Nurses Day 'hero': Five decades of nursing

April 2015 Vol 15 (2)

Rotorua nurse Bev Gray is retiring after 50 years of nursing including setting up the city's first coronary ICU to public health nursing and says, given the chance, she would choose nursing all over again.

Bev Gray“I have loved my years of nursing. The bond I have had with the other nurses is just wonderful, it’s been fantastic,” says Gray who is currently a Lakes DHB public health nurse.

She trained at Rotorua Hospital, beginning in 1965. She says those early years of nursing were wonderful years – “great days” where there was a lot of fun.

In those days the matron had strict control over the young nurses and standards of dress were high. She remembers having to change from her white uniform and cap in the hospital to a blue one to go back to the nurses’ home for a meal, all in half an hour.

Gray worked in the medical ward and ICU and around 1969 was asked to go to Waikato Hospital to learn about the running of a coronary care unit. She worked at Waikato for three months before returning to set up the coronary care unit at Rotorua Hospital, with the support of three local physicians.

Gray had to learn and teach others about different heart rhythms, running the machines and new medications – it was new for the doctors too. 

“It was a huge project, scary at first, but I got more comfortable with it and the doctors were really supportive.”

She worked in ICU/CCU for many years, with a few years off to have her three children and working part-time when her husband was home with the children. When it was time for a change, she moved to public heath 15 years ago.
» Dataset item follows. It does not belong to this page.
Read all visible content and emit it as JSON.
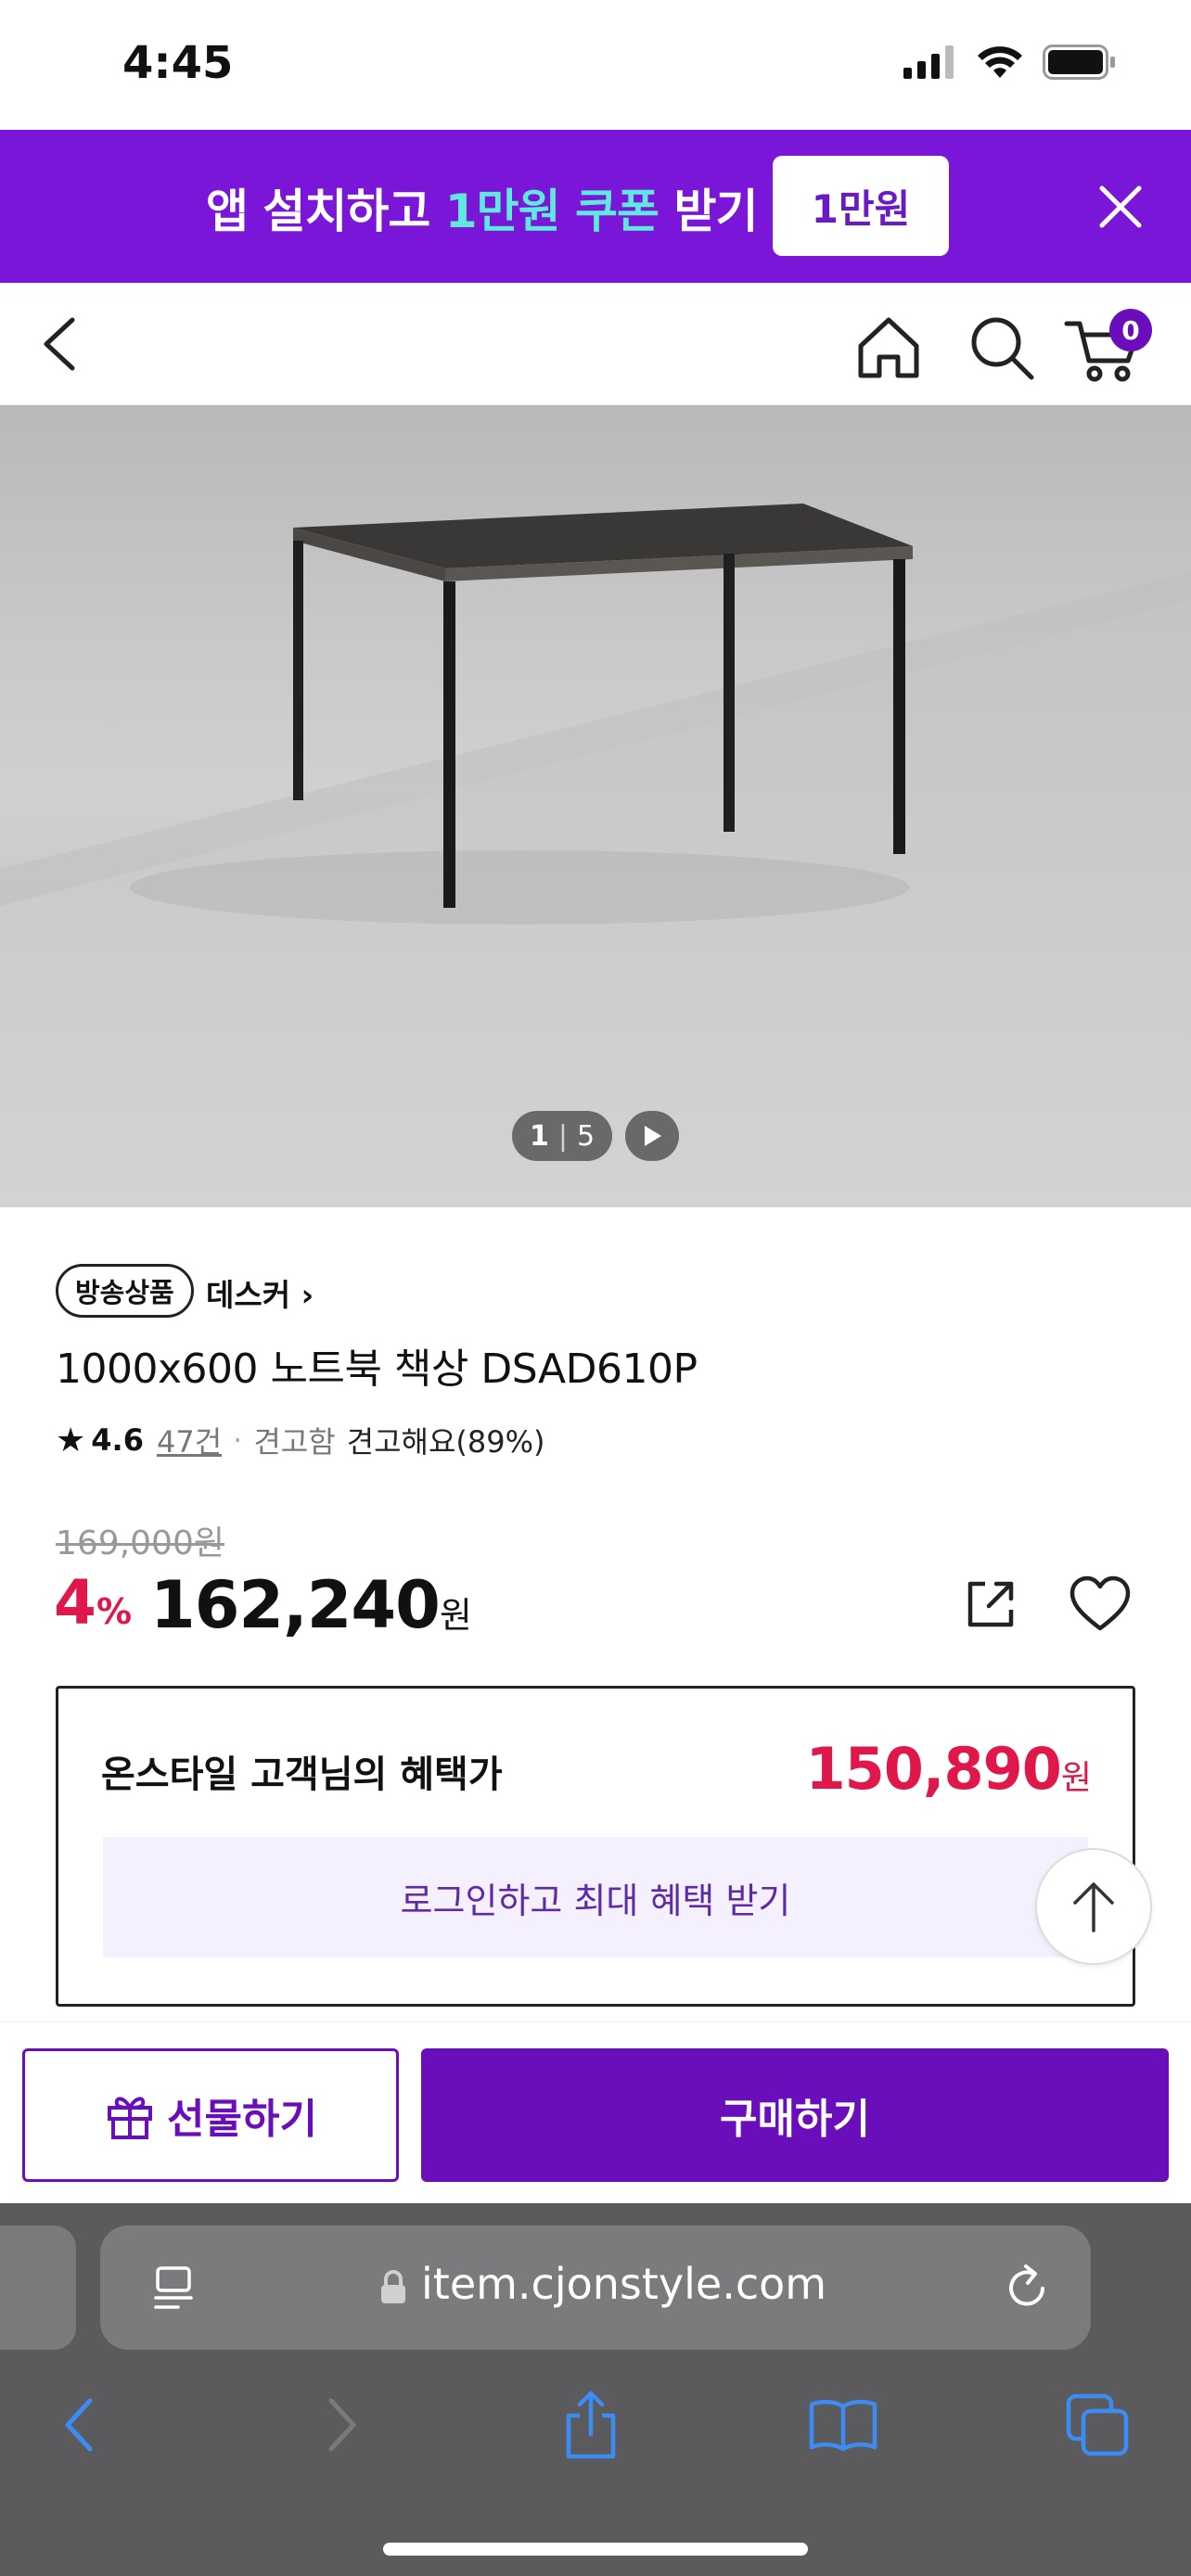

“I love it. Working with people and trying to see the whole story [because] there’s always more to the picture.

It’s very challenging work and can be very rewarding.

“It’s a very different working environment from the hospital ward, working alone in the community as a visitor in people’s homes.”

Gray says once people realise she can work alongside families and help, they are more welcoming and she has built some really good relationships with families and schools. She would definitely choose nursing as a career, given her time again, but acknowledges there are so many more career options for women today.

Gray was told she would know when it was the right time to retire and she agrees – she has heaps of other things to do and is looking forward to making a start.